Everyone in the family system has a right to be energetically seen and heard and welcomed into the greater family system, regardless of whether they are deceased or alive.  This is radical inclusion.  The past generations want the present generations to have compassion for what they endured.  Remember that whenever an individual or group of people significantly impacted someone in your family system, they become part of one another’s family systems.  Who is missing from your family system?  Are you able to feel that they did the best they could with the emotional resources they had passed onto them from their parents or grandparents?

Remember that if you discount their lives and experiences by ignoring your ancestral ties, someone will carry these emotional wounds until they are healed.

Missing Family Members

In reviewing the questions above, whoever is “the other” in the situation may be the missing family member.  This is where radical inclusion becomes a very difficult concept to accept.  Radical inclusion is finding compassion deep within to see the other as having an equal right to share the planet with you, rather than feeling the need to separate from them, alienate them, or silence them.  Radical inclusion is felt as a threat by the ego, that part of you that loves the status quo and the familiar.  It’s the part of you that thrives when there is a feeling of safety and structure.  The ego doesn’t want to look at past emotional trauma in your family system.  The ego will want to separate away from those who are perceived as problematic, different, or a threat in some way.  It’s in minimizing the impact of ego that you are able to address your family’s past emotional trauma.  By going into your body to feel emotionally, you reduce the impact of your ego.  You also learn compassion and how to live radical inclusion, accepting your family system as it is or was.

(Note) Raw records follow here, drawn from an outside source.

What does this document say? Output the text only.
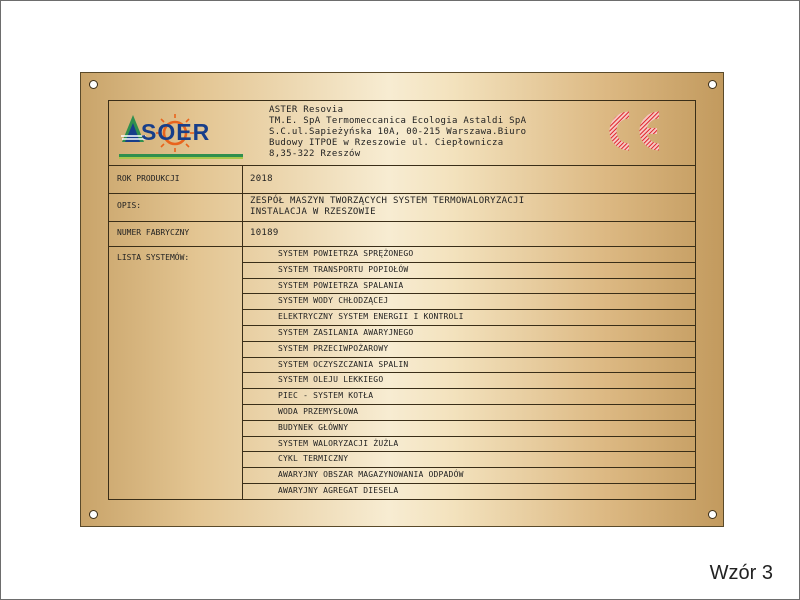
SOER
ASTER Resovia
TM.E. SpA Termomeccanica Ecologia Astaldi SpA
S.C.ul.Sapieżyńska 10A, 00-215 Warszawa.Biuro
Budowy ITPOE w Rzeszowie ul. Ciepłownicza
8,35-322 Rzeszów
ROK PRODUKCJI	2018
OPIS:	ZESPÓŁ MASZYN TWORZĄCYCH SYSTEM TERMOWALORYZACJI
INSTALACJA W RZESZOWIE
NUMER FABRYCZNY	10189
LISTA SYSTEMÓW:	SYSTEM POWIETRZA SPRĘŻONEGO
SYSTEM TRANSPORTU POPIOŁÓW
SYSTEM POWIETRZA SPALANIA
SYSTEM WODY CHŁODZĄCEJ
ELEKTRYCZNY SYSTEM ENERGII I KONTROLI
SYSTEM ZASILANIA AWARYJNEGO
SYSTEM PRZECIWPOŻAROWY
SYSTEM OCZYSZCZANIA SPALIN
SYSTEM OLEJU LEKKIEGO
PIEC - SYSTEM KOTŁA
WODA PRZEMYSŁOWA
BUDYNEK GŁÓWNY
SYSTEM WALORYZACJI ŻUŻLA
CYKL TERMICZNY
AWARYJNY OBSZAR MAGAZYNOWANIA ODPADÓW
AWARYJNY AGREGAT DIESELA
Wzór 3
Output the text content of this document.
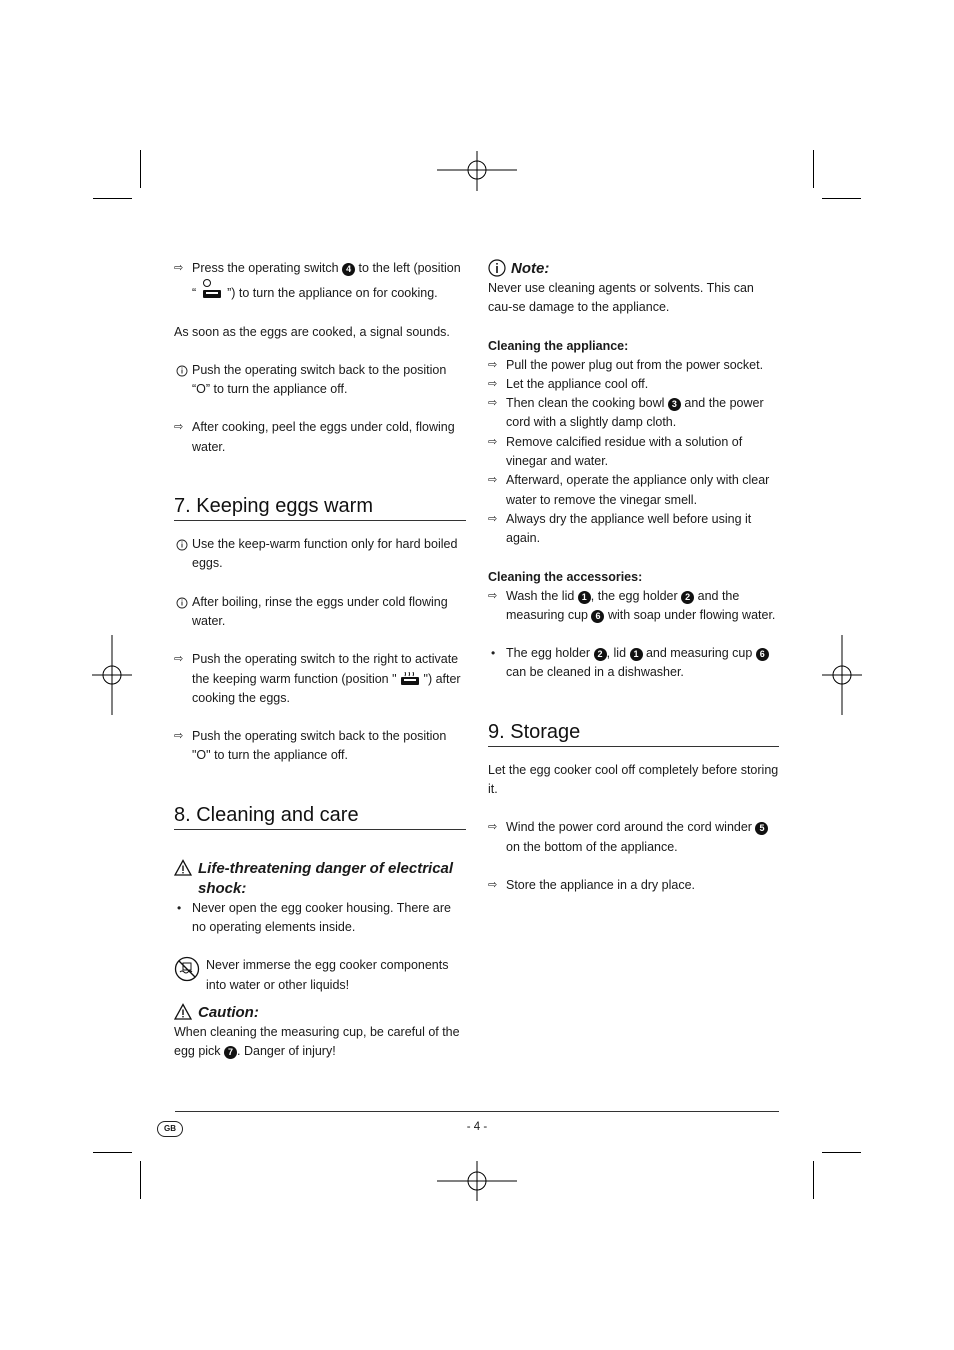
⇨ Press the operating switch 4 to the left (position
“  ”) to turn the appliance on for cooking.

As soon as the eggs are cooked, a signal sounds.

Push the operating switch back to the position “O” to turn the appliance off.
⇨ After cooking, peel the eggs under cold, flowing water.
7. Keeping eggs warm
Use the keep-warm function only for hard boiled eggs.
After boiling, rinse the eggs under cold flowing water.
⇨ Push the operating switch to the right to activate the keeping warm function (position "  ") after cooking the eggs.
⇨ Push the operating switch back to the position "O" to turn the appliance off.
8. Cleaning and care

Life-threatening danger of electrical shock:

• Never open the egg cooker housing. There are no operating elements inside.

Never immerse the egg cooker components into water or other liquids!

Caution:

When cleaning the measuring cup, be careful of the egg pick 7 . Danger of injury!

Note:

Never use cleaning agents or solvents. This can cau-se damage to the appliance.

Cleaning the appliance:

⇨ Pull the power plug out from the power socket.
⇨ Let the appliance cool off.
⇨ Then clean the cooking bowl 3 and the power cord with a slightly damp cloth.
⇨ Remove calcified residue with a solution of vinegar and water.
⇨ Afterward, operate the appliance only with clear water to remove the vinegar smell.
⇨ Always dry the appliance well before using it again.

Cleaning the accessories:

⇨ Wash the lid 1 , the egg holder 2 and the measuring cup 6 with soap under flowing water.
• The egg holder 2 , lid 1 and measuring cup 6 can be cleaned in a dishwasher.
9. Storage

Let the egg cooker cool off completely before storing it.

⇨ Wind the power cord around the cord winder 5 on the bottom of the appliance.
⇨ Store the appliance in a dry place.
GB	- 4 -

Everyone Has A Right To Belong

In systemic family constellation work, it is a generally accepted principle that everyone has a right to belong.  That’s radical inclusion.  Everyone, regardless of what they may have done or may not have done, has a right to belong.  Anyone in your family system who is rejected, neglected, shunned, hidden away, distanced, isolated, marginalized, or left out have a right to belong in your family system.  When they are missing from the family system, someone else in the family will take on characteristics, behaviours, or symptoms, bring awareness or attention to the dynamic around the missing individual.  This often occurs in a way that we may judge to be amoral because it may entangle children, the innocent, and the more energetically sensitive through life difficulties or unwellness in some way.  This concept of radical inclusion also expands to the greater global system and the realization that everyone has a right to belong.  If you hate or shun others in some way, you will pass on an energetic emotional response pattern to the next generation of your family system.

Don’t Forget Yourself

Healing begins when you able to have compassion for your own past or present family members, including yourself.  Are you able to take them all fully into your heart?  Are you able to understand that they gave you all that they could give you emotionally given the emotional resources they had available to them, and that has to be enough?  Are you able to be compassionate toward those on the other side of any war or battle?  Are you able to broaden your perception to take in the experience of the other?  Are you able to hold the other in your heart?